Now we are ready to collect and calculate all the statistics.

data = {}
for o in wh_officials:
    print(o)
    text = collect(o)
    parts = list(chunk(text, 10))
    
    data[o + '_1'] = linguistic_features(parts[0])
    data[o + '_2'] = linguistic_features(parts[1])
    data[o + '_3'] = linguistic_features(parts[2])
    data[o + '_4'] = linguistic_features(parts[3])
    
data['article'] = linguistic_features(article_text)
df = pd.DataFrame.from_dict(data, orient='index').fillna(0.0)

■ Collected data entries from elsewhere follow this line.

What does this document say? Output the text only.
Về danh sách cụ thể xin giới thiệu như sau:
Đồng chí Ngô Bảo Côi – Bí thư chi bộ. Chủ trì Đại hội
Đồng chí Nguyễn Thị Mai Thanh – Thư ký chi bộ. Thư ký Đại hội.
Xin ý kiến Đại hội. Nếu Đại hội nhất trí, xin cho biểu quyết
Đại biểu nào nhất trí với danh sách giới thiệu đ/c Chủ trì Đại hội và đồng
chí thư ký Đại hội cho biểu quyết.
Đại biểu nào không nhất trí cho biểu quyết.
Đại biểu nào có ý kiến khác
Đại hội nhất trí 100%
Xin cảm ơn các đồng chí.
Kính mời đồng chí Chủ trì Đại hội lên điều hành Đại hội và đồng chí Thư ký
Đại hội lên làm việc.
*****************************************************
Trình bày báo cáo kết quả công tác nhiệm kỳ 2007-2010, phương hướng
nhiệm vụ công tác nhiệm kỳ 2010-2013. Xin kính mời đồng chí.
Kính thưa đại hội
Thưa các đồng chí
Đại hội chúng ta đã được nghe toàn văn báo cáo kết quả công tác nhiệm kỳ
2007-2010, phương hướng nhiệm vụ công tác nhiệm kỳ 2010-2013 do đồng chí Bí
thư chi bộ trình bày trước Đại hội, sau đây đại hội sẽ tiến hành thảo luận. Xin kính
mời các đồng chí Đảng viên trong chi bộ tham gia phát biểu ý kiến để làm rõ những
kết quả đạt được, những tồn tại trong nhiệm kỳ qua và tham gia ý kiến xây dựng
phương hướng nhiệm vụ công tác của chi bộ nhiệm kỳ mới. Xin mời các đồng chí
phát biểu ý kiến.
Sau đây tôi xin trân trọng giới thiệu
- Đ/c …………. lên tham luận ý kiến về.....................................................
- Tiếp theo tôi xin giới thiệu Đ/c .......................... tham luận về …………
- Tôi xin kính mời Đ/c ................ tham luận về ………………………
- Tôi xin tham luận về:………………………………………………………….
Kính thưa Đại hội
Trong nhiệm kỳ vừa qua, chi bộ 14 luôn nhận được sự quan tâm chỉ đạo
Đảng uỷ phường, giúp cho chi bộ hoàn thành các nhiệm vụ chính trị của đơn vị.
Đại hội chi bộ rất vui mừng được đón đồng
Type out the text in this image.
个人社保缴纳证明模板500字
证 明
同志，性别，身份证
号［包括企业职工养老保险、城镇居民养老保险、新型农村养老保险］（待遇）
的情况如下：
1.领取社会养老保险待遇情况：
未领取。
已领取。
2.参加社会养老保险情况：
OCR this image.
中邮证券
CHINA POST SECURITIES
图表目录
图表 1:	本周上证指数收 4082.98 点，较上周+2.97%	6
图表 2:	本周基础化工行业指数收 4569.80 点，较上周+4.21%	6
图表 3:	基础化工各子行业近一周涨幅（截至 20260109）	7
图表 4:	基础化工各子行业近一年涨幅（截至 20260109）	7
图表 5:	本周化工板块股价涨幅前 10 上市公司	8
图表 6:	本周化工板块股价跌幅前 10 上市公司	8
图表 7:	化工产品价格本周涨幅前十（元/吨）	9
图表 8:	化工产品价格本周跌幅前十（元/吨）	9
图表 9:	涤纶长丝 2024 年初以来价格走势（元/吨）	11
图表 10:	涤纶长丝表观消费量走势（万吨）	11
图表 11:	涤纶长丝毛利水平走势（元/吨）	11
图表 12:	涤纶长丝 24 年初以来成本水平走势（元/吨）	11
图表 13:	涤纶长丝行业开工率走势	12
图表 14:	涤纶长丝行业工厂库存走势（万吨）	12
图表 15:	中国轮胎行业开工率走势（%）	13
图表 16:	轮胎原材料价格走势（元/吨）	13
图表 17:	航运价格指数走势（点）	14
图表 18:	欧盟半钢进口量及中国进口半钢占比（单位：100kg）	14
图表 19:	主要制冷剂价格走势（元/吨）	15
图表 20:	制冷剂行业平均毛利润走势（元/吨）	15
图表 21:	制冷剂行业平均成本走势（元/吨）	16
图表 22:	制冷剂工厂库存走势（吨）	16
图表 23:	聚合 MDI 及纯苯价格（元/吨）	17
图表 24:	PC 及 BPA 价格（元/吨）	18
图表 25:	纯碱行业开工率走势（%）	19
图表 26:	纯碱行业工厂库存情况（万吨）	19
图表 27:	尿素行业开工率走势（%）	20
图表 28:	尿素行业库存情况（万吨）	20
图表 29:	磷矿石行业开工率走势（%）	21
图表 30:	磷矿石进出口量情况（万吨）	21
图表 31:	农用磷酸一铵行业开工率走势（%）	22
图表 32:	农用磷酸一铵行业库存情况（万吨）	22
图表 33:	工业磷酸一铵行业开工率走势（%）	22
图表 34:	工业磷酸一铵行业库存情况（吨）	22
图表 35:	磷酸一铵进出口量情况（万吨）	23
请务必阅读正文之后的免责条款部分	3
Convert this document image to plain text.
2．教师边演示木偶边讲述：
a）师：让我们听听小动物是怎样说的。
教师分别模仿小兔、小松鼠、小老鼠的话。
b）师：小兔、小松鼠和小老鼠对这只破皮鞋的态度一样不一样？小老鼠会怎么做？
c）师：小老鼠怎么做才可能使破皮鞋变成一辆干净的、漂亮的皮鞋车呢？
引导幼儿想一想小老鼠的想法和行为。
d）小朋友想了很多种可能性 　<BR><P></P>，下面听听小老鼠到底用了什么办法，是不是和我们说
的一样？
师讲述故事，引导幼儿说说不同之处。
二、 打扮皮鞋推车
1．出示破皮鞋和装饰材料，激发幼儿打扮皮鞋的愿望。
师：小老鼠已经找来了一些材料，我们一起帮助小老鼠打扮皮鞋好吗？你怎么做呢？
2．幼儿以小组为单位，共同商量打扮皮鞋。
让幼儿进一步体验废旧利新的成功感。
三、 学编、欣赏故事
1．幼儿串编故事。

There are many similarity measures but here, after min-max normalizing the features – I use cosine distance.

similarities = (
        pd.DataFrame(
        # Cosine similarity of min-max normalized df
        cosine_similarity((df - df.min()) / (df.max() - df.min())),
        index=df.index,
        columns=df.index
    )[['article']]
    .query('index != "article"')
)
ax = sns.barplot(
    y="index", x="article",
    data=(
        similarities.reset_index()
        .assign(index=lambda r: r['index'].str.split('_').str[0:-1].str.join('_'))
    ),
    order=(
        similarities.reset_index()
        .assign(index=lambda r: r['index'].str.split('_').str[0:-1].str.join('_'))
        .groupby('index').median()
        .reset_index()
        .sort_values('article')
    )['index']
)
ax.set(xlabel='Similarity to article style', ylabel='')
sns.despine()

png

Dropping out of this is that most similar are BetsyDeVosED, SecretaryCarson, SecAzar, SecNielsen, SecretarySonny, and VP Pence. I have no idea if this anywhere near the truth of course. As far as I’ve read, the only name of those that have been speculated is Pence.